Though they never received much airplay, The Lemonheads achieved moderate success in the early 1990s as jacks-of-all-genres, riding on the success of a cover of “Mrs. Robinson.” “The Lemonheads” is the band’s first effort after breaking up in 1997, and their album is a occasionally exciting but frequently stale return to what we heard before.

The Lemonheads set up the album as a reunion of old friends with the up-tempo “Black Gown.” The song is a set of instructions to lounge on your parents’ basement couch and reminisce. The album has the sound and feel of a homecoming; the songs act as the conversation between friends, answering the question, “So what have you been up to for ten years?” The Lemonheads hook up their amps and respond.

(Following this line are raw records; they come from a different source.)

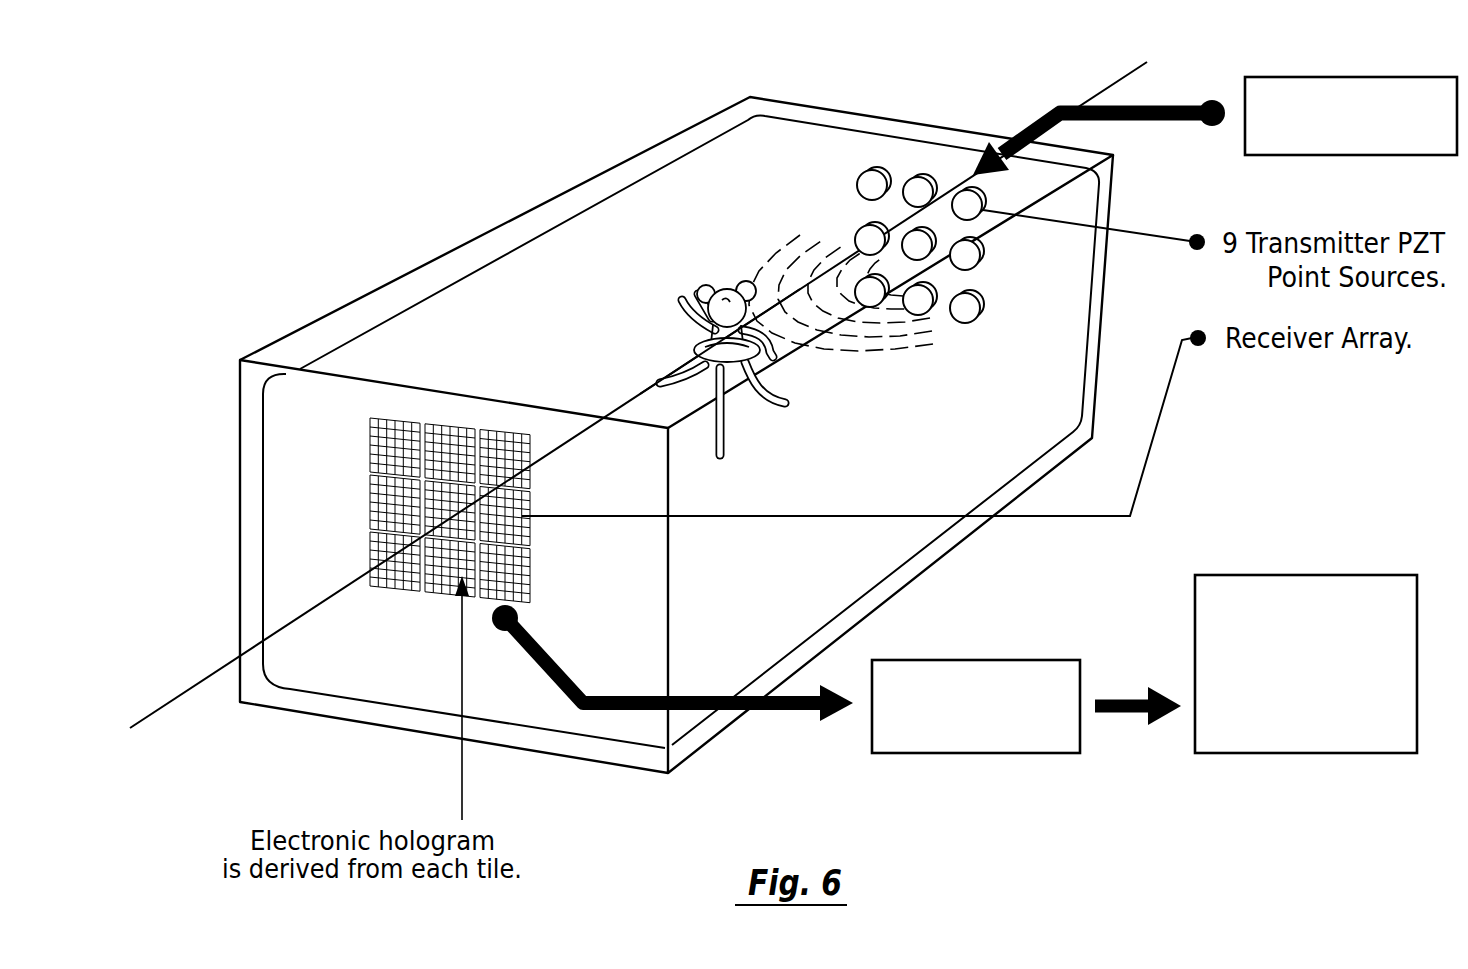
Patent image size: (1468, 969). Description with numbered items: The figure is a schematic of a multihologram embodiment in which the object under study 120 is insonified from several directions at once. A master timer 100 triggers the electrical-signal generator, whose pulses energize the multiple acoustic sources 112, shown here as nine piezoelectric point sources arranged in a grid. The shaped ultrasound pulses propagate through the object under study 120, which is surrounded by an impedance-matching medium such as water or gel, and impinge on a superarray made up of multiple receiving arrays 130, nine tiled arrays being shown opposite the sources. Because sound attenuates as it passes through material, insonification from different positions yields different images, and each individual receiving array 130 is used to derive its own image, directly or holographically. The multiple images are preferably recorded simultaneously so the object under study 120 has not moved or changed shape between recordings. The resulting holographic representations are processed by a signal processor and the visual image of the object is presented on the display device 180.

The master timer 100 is at (1337, 77).
The acoustic sources 112 is at (965, 190).
The object under study 120 is at (717, 285).
The receiving array 130 is at (403, 457).
The display device 180 is at (1330, 575).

Well, first lead singer Evan Dando broke up with his girlfriend. “Become the Enemy,” the second and perhaps the strongest song on the album, is straightforward: we broke up, you’ve become the enemy, as ex-girlfriends do, and though I blamed you, it was both of our faults. It was a learning experience. The important thing Dando seems to have gleaned from a decade of living is that rage — against ex-girlfriends and unsavory presidential administrations alike — is worthless. In “Let’s Just Laugh,” Dando concludes, “We can never do anything about anything, anyway.”

Something could have been done, though (and maybe should have been done), about the mid-album slump of a song “Baby’s Home,” a painful foray into alt-country. The song, with its affected unrelenting twang and deadening rhythm, prompts a quick jab at the fast-forward button. Aside from this one misstep, however, the album is never outright bad.

Hailed as a “slacker king” in the early 1990s, Dando continues to live up to expectations. The album is the incarnation of music to be blasted from a dorm room window on a spring day. But the laid-back, controlled chaos of The Lemonheads’ sound fails to charm as well as it did on previous albums. The album’s half-hearted attempt to update The Lemonheads’ sound is somewhat out of place. There was no need to speed up the tempo of the album, so the songs come off as a sort of slacker king on speed. The songs are still about girls, feelings and disillusionment; Dando just spews the lyrics more quickly. There is a constant nagging feeling that many of the songs would have worked just as well at a more sedate pace.

The fact that the album is eponymous is perhaps telling: it’s the same old thing. Thankfully, that thing was pretty good. The feeling of reliving glory days pervades even through the end; the album concludes with acoustic reprises of two songs that appear earlier on the album. Dando is still buttoned into his flannel shirt from 1992, worn thin from repeated washing. “The Lemonheads” is an obvious play into early ’90s alt-rock nostalgia, but there is something comfortable about coming home.